Öte yandan PKK’dan haber alabilen bir gazeteci Nupel TV’ye yaptığı açıklamada, Temmuz ayında İmralı’da bulunan PKK lideri Öcalan Kandil’e bir mektup gönderdi. 19 Temmuz günü de PKK’nin merkez yöneticileri Öcalan’dan gelen mektubu görüşmek üzere bir toplantı gerçekleştirdi. Mektubunda Kandil’den yeni bir kongre yapmasını isteyen Öcalan, PKK’nin kongre kararıyla feshedilmesini istiyordu. Öcalan mektubunda, “Demokratik bir değişim ve dönüşüm için bu gereklidir, yeni dönemde PKK ismi olmaz” diyordu. PKK feshedildikten sonra onun yerine kurulacak parti için de, Halkın Çağı Partisi (HÇP) veya Halkın Özgürlük Partisi (HÖP) isimlerini öneriyordu.
Bir başka açıklama da YPG-SDG güçlerinin komutanı Mazlum Abdi’den geldi. Türkiye ile arabulucular aracılığıyla görüşüyoruz dedi. TUSAŞ saldırısını gerçekleştirenlerin Suriye’den geldikleri iddiasını da yalanladı. TUSAŞ saldırısıyla hiçbir ilgilerinin olmadığını, Türkiye’nin Rojava’ya yağdırdığı bombalar sonucu birçok sivil insanın yaşamını yitirdiğini, sağlık ve eğitim kurumlarıyla birlikte hayati öneme haiz tahıl depoları, su, elektrik ve petrol tesisinin vurulduğunu açıkladı.
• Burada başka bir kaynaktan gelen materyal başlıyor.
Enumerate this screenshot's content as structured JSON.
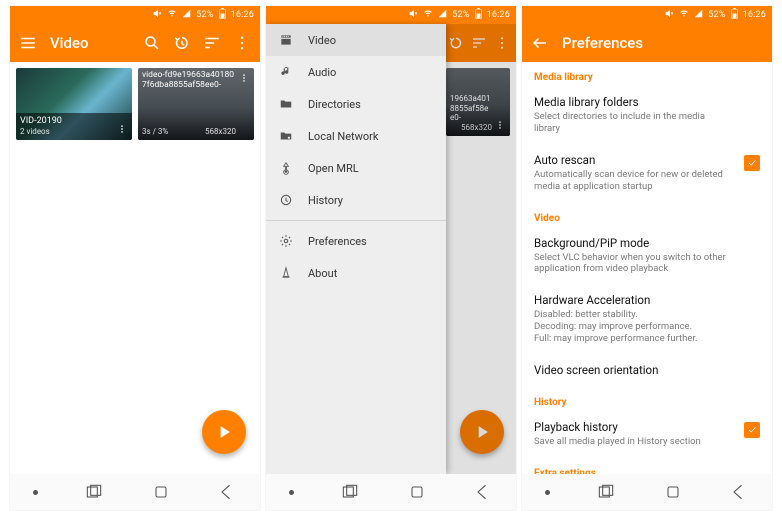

Ayrıca Al-Monitor’den Amberin Zaman’a verdiği bir röportajda, “Çok net ifade edeyim, Kuzeydoğu Suriye’deki statümüzün ortadan kaldırılması, herhangi bir barış görüşmesinin amacı olursa, bu görüşmeler başarısız olacaktır. Ancak Türkiye’nin Kürt politikasında bir değişiklik olursa ve Türkiye içinde bir çözüm gelişirse, Suriye Kürtleri de bu çözüm sürecini destekleyecektir.”
Bütün bu gelişmeler bir sürecin yürüdüğünü göstermektedir. Sürecin bir yol kazasına uğramaması için de gizlilik içinde yol almaya çalıştıkları anlaşılıyor. 2013 sürecinin tecrübesi ışığında yürütüldüğü söylenebilir.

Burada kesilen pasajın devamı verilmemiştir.